Впервые в жизни я должен был ехать на «железном коне» — на поезде. У вагона ма никак не могла расстаться, все держала меня за рукав, заглядывала в глаза, будто на фронт провожала, и тревожно повторяла:
— Лукас, пообещай мне, что будешь хорошо себя вести. Что не будешь там пить, играть в карты и всякое такое… — Она была такая худая, такая усталая, и в дневном свете на ее лице обнаружилось столько новых морщин, что у меня прямо сердце сжалось.
— Ма, да не буду я, не волнуйся, это всего на шесть месяцев, все будет хорошо.
— И сквернословить, Лукас, пообещай, что не будешь сквернословить…
Я кивнул. Уж если я зарекся пить, курить и «всякое такое», то могу пообещать и не ругаться. Я в самом деле какой-то занудно, неисправимо правильный. Наверное, потому, что у меня две младшие сестры и мне все время приходилось служить им хорошим примером. В конце концов, это испортило меня, я стал каким-то образчиком добродетелей. Но ма продолжала беспокоиться:
— Лукас, пообещай, что ты всегда будешь на стороне добра, что ты будешь сторониться любых пороков! И будешь поступать так, чтобы тебе не было стыдно рассказать об этом всей конгрегации!

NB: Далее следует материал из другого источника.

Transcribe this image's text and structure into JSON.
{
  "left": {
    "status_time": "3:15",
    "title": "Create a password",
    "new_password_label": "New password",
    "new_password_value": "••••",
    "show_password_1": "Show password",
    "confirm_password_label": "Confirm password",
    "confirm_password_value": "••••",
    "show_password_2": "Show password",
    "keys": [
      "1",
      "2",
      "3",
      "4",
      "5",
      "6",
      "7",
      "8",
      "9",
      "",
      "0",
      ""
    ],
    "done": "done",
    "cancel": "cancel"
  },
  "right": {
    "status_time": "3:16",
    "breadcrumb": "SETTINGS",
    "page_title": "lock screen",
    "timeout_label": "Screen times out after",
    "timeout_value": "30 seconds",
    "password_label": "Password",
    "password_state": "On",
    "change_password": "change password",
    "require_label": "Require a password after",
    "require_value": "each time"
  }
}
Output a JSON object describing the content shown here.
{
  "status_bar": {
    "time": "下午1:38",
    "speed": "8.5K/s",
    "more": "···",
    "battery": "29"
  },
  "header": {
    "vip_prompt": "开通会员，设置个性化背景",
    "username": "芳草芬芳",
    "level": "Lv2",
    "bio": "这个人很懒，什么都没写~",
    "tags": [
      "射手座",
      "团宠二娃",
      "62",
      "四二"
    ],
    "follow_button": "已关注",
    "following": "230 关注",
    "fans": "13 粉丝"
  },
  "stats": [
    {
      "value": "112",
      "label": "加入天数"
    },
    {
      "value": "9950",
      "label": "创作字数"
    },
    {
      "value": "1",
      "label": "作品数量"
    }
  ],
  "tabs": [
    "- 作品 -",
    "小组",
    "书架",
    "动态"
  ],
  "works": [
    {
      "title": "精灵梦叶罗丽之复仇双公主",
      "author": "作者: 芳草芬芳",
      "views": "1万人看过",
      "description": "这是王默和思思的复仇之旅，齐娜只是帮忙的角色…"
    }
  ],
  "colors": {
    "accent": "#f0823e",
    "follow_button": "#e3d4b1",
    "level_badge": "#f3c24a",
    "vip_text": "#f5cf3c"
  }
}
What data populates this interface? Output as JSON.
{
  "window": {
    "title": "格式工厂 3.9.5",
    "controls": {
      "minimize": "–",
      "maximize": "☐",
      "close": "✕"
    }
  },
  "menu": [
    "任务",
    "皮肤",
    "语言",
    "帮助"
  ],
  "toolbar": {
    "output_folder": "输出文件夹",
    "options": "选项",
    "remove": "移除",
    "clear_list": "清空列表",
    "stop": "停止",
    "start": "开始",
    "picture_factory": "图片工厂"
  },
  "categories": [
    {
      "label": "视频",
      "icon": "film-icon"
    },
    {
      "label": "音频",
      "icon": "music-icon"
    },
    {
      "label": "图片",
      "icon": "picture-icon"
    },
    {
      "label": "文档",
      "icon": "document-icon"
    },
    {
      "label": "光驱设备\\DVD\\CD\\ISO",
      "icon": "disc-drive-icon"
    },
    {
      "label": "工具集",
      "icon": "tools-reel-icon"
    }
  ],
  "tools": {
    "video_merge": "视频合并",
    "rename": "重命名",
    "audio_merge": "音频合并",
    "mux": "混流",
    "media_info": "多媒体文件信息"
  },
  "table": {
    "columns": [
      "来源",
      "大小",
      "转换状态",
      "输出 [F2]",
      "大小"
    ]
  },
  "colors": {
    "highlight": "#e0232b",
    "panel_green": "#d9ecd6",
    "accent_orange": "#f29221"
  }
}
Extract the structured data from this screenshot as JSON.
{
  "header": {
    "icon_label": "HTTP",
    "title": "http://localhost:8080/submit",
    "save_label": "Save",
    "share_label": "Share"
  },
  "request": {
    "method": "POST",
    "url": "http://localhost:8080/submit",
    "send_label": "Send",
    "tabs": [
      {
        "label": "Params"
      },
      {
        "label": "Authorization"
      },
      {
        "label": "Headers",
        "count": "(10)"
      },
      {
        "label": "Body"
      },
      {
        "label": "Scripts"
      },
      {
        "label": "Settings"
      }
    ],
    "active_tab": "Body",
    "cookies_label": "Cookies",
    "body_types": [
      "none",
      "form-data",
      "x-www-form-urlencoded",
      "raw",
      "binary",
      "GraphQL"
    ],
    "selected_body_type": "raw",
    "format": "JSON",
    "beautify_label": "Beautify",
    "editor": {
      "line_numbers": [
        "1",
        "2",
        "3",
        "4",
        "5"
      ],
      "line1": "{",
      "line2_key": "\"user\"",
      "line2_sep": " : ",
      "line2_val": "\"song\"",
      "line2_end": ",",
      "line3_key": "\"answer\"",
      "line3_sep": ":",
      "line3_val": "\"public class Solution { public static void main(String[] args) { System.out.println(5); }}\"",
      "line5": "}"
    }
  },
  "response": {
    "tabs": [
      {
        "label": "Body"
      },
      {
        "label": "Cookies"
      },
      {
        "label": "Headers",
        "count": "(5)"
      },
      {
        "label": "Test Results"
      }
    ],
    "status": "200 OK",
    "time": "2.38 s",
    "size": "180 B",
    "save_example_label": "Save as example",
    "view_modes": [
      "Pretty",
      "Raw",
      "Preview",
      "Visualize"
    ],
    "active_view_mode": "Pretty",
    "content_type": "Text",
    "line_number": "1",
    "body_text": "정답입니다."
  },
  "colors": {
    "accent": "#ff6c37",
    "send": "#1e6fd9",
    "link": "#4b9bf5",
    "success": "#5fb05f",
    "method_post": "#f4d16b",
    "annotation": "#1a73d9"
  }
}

— Ма, ну какие пороки, ты что? Будто ты меня не знаешь! Не волнуйся, ладно?
Подозреваю, она имела в виду девушек. Но, если честно, до сих пор девушки не особо заглядывались на меня, и это помогает оставаться на стороне Десяти заповедей и прочих сил добра не хуже любопытствующей конгрегации.
В дорогу ма сунула мне пакет с едой. Наверное, я не должен был брать, но у нее блестели глаза и дрожали руки, и я не нашел в себе сил отказаться. Только долго не мог заставить себя развернуть еду, хотя был жутко голодный. Там оказались хлеб, полкурицы и два яйца. А всю зиму мы ели почти одну тыквенную кашу. Мне казалось, я чувствую на своем плече ее теплую и ласковую руку. А когда подъел все крошки, вдруг остался совершенно один. Только на самом деле вокруг было полно ребят, просто я никого из них не знал. Почти все меня старше, но все — кожа да кости, в наших местах в последние годы не разжиреешь.
Впервые в жизни я покидал родные места, и, хотя меня пугали предстоящая жизнь в команде и тяжелая работа, мне было любопытно посмотреть на другие края. Однако весь первый день в окне тянулась все та же знакомая коричневая, бесконечная, выжженная засухой степь. В сумерках поезд затормозил и остановился. По железнодорожным путям бродило стадо овец, между ними бегал пастух, он кричал и сгонял скотину с полотна. Один прыщавый парень, Брэд, выпрыгнул на насыпь, схватил маленького барашка и залез с ним обратно в вагон. Поезд тронулся. Брэд принялся кидать барашка другим ребятам, они кидали обратно, и все хохотали. Я не решался вмешаться, но про себя беспокоился, что они будут здесь, в пути, делать с этим барашком? Зачем он им? Потом, когда мы уже проехали две водокачки, на подъеме поезд опять замедлил ход, один парень постарше встал, уверенно и спокойно забрал барашка у Брэда, распахнул дверь вагона и спустил животное на землю. Я пожалел, что сам струсил. Но на стороне этого парня, Гилберта, помимо правоты, был еще и рост, и огромные бицепсы, и плечи у него были шире, чем у любого из нас. Брэд стал ругаться, а Гилберт улыбнулся, откинул волосы, подсел к нему, мирно, по-дружески завел беседу, и у этого Брэда хватило ума сделать вид, что он всем доволен. А барашек заблеял и побежал вдаль. Я был рад, что его отпустили, но теперь не мог не волноваться, куда же он побежал? Ведь его мама и все стадо остались далеко позади, вокруг только бескрайняя степь. Мне стало жутко грустно, не из-за барашка, конечно, а потому что я тоже впервые вдалеке от ма и па и от моих сестричек — Эмми и маленькой Ханки.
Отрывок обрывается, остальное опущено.